I have created a DataBase in SQL and created an EDMX in Visual Studio 2012. It automatically created POCO (TT) classes. Everything looks fine.
Now I change the column name of a table. I update the EDMX. Opening the EDMX in XML and everything looks fine.
After I ran Custom tool in TT, I see that a new property got created additionally, e.g.:
SQL table name : Student
Column name : sName
In my POCO Class
public int sName{ get; set; }
got automatically created.
Now I change the column name in SQL to
Column name : studentName
My POCO class
public int sName{ get; set; }
public int studentName{ get; set; }
Is this a bug or do I need to do something to fix this?
What should I do to avoid this?
Also, if I change the data type of any SQL column and update the model from the DB in my EDMX designer, the Conceptual Model is not updated. How do I go about this?
First, to understand your problem, what you need to know is that the EDMX file is just an XML file that contains 3 different sections:
The CSDL contains the entities and relationships that make up your conceptual model. The SSDL describes your DB model and the MSL is the mapping between the 2.
The “Update Model From DB” process will update the SSDL (change everything that is inconsistent with the current DB schema), it will only modify the CSDL in case you’ve added new things to your DB schema.
This is quite a normal behavior since your Conceptual schema may/should differ from your DB schema (unless you want your Domain model to look exactly like a DB model which obviously do not sound as OOP/DDD best practices).
As for @Peru, the solution would be to delete the concerned entity (not the entire EDMX!) and then perform the “Update Model From DB” process.
Hope this helps!
Edit:
There's a tool, not for free, which is a Visual Studio plugin that allows you apply changes made into the DB, both on the CSDL and SSDL files: Huagati DBML/EDMX Tools. The only "free" solution is deleting the entity (or the right field within this entity) that needs to be updated.

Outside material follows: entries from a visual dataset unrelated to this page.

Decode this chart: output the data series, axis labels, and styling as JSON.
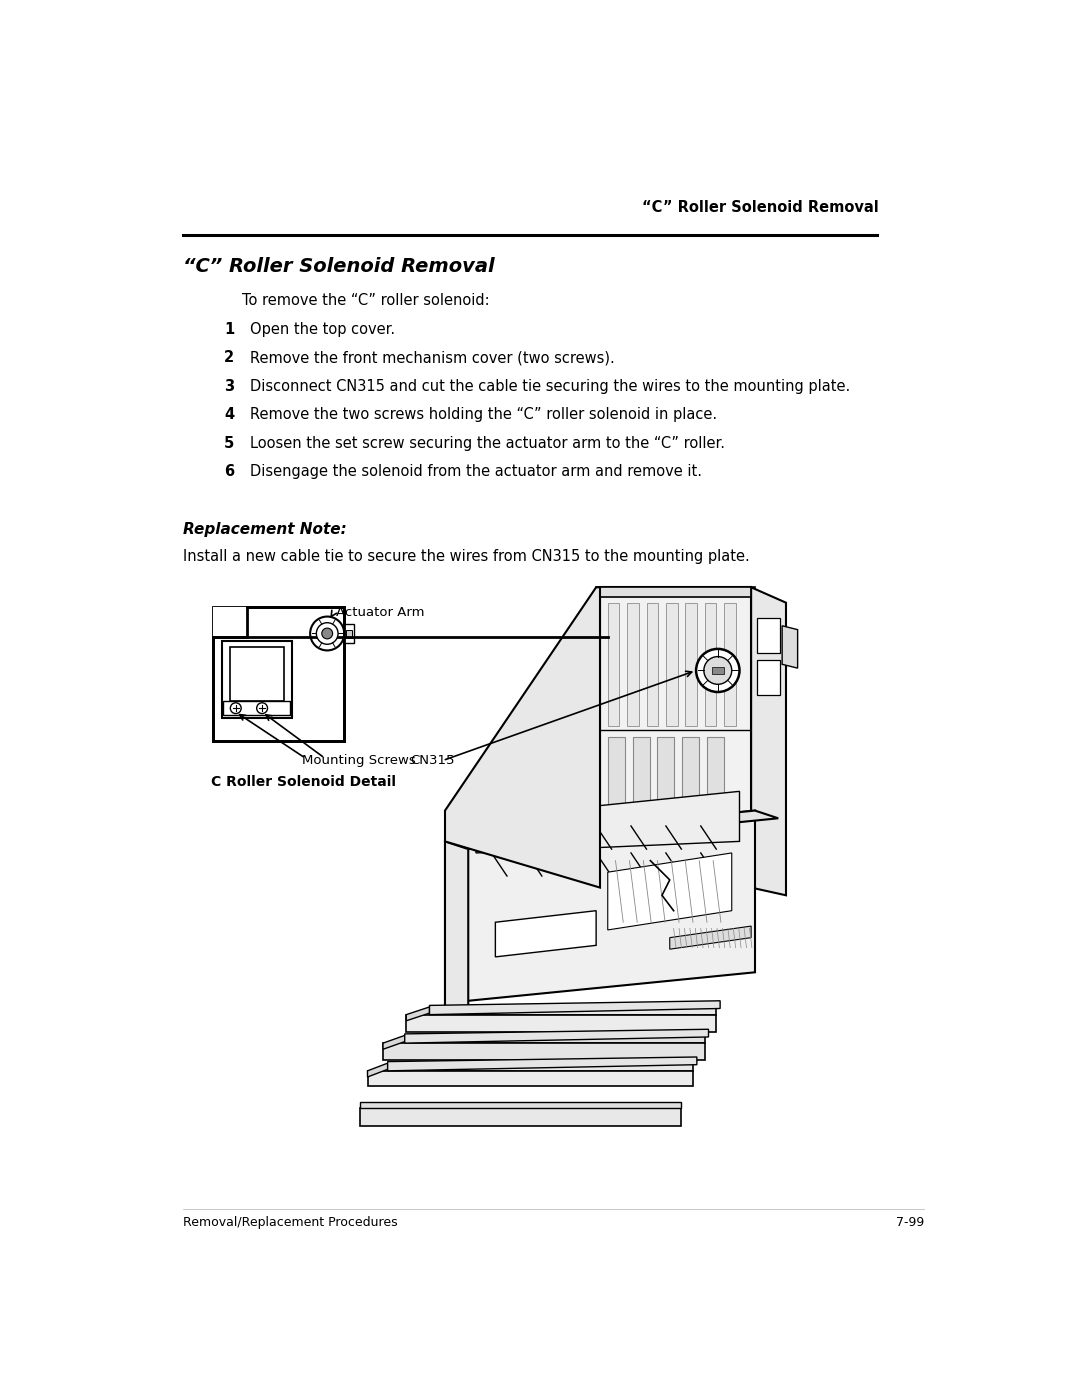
{
  "header_right": "“C” Roller Solenoid Removal",
  "title": "“C” Roller Solenoid Removal",
  "intro_text": "To remove the “C” roller solenoid:",
  "steps": [
    {
      "num": "1",
      "text": "Open the top cover."
    },
    {
      "num": "2",
      "text": "Remove the front mechanism cover (two screws)."
    },
    {
      "num": "3",
      "text": "Disconnect CN315 and cut the cable tie securing the wires to the mounting plate."
    },
    {
      "num": "4",
      "text": "Remove the two screws holding the “C” roller solenoid in place."
    },
    {
      "num": "5",
      "text": "Loosen the set screw securing the actuator arm to the “C” roller."
    },
    {
      "num": "6",
      "text": "Disengage the solenoid from the actuator arm and remove it."
    }
  ],
  "replacement_note_title": "Replacement Note:",
  "replacement_note_text": "Install a new cable tie to secure the wires from CN315 to the mounting plate.",
  "detail_label": "C Roller Solenoid Detail",
  "actuator_arm_label": "Actuator Arm",
  "mounting_screws_label": "Mounting Screws",
  "cn315_label": "CN315",
  "footer_left": "Removal/Replacement Procedures",
  "footer_right": "7-99",
  "bg_color": "#ffffff",
  "text_color": "#000000"
}
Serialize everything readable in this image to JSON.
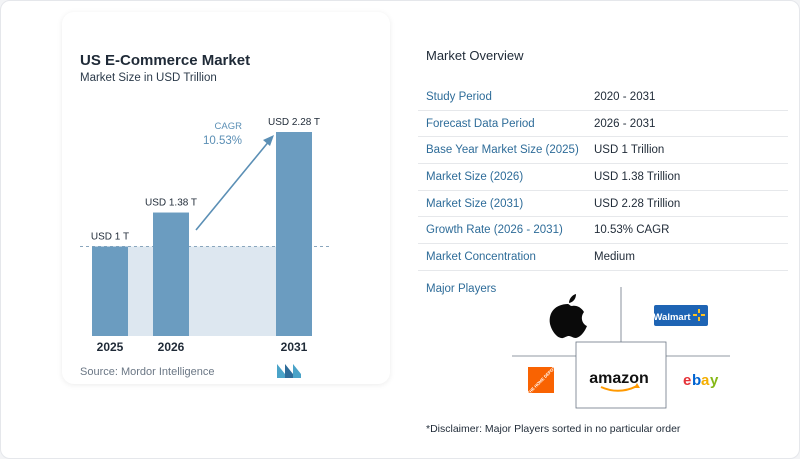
{
  "chart": {
    "title": "US E-Commerce Market",
    "subtitle": "Market Size in USD Trillion",
    "source": "Source: Mordor Intelligence",
    "cagr_label": "CAGR",
    "cagr_value": "10.53%"
  },
  "chart_data": {
    "type": "bar",
    "title": "US E-Commerce Market",
    "subtitle": "Market Size in USD Trillion",
    "categories": [
      "2025",
      "2026",
      "2031"
    ],
    "values": [
      1,
      1.38,
      2.28
    ],
    "data_labels": [
      "USD 1 T",
      "USD 1.38 T",
      "USD 2.28 T"
    ],
    "ylim": [
      0,
      2.28
    ],
    "grid": false,
    "colors": {
      "bar": "#6b9cc0",
      "shaded": "#dde7f0",
      "arrow": "#5b8fb5",
      "cagr": "#5b8fb5"
    }
  },
  "overview": {
    "title": "Market Overview",
    "rows": [
      {
        "label": "Study Period",
        "value": "2020 - 2031"
      },
      {
        "label": "Forecast Data Period",
        "value": "2026 - 2031"
      },
      {
        "label": "Base Year Market Size (2025)",
        "value": "USD 1 Trillion"
      },
      {
        "label": "Market Size (2026)",
        "value": "USD 1.38 Trillion"
      },
      {
        "label": "Market Size (2031)",
        "value": "USD 2.28 Trillion"
      },
      {
        "label": "Growth Rate (2026 - 2031)",
        "value": "10.53% CAGR"
      },
      {
        "label": "Market Concentration",
        "value": "Medium"
      }
    ],
    "major_players_label": "Major Players",
    "players": [
      "Apple",
      "Walmart",
      "The Home Depot",
      "Amazon",
      "eBay"
    ],
    "player_logo_text": {
      "walmart": "Walmart",
      "homedepot": "THE HOME DEPOT",
      "amazon": "amazon",
      "ebay_e": "e",
      "ebay_b": "b",
      "ebay_a": "a",
      "ebay_y": "y"
    },
    "disclaimer": "*Disclaimer: Major Players sorted in no particular order"
  }
}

Remember that CSDL is supposed to be maintained by developers and must look like an Object Model rather than a DB Model. Imagine you have setup inheritance between your entities or that you have split 1 DB table to 2 EDMX entities, running "Update model from DB" should not overwrite everything!
Personally, I'd open the edmx file as XML and find the problem node and delete it. The file is pretty easy to understand - don't be scared to at least try it out.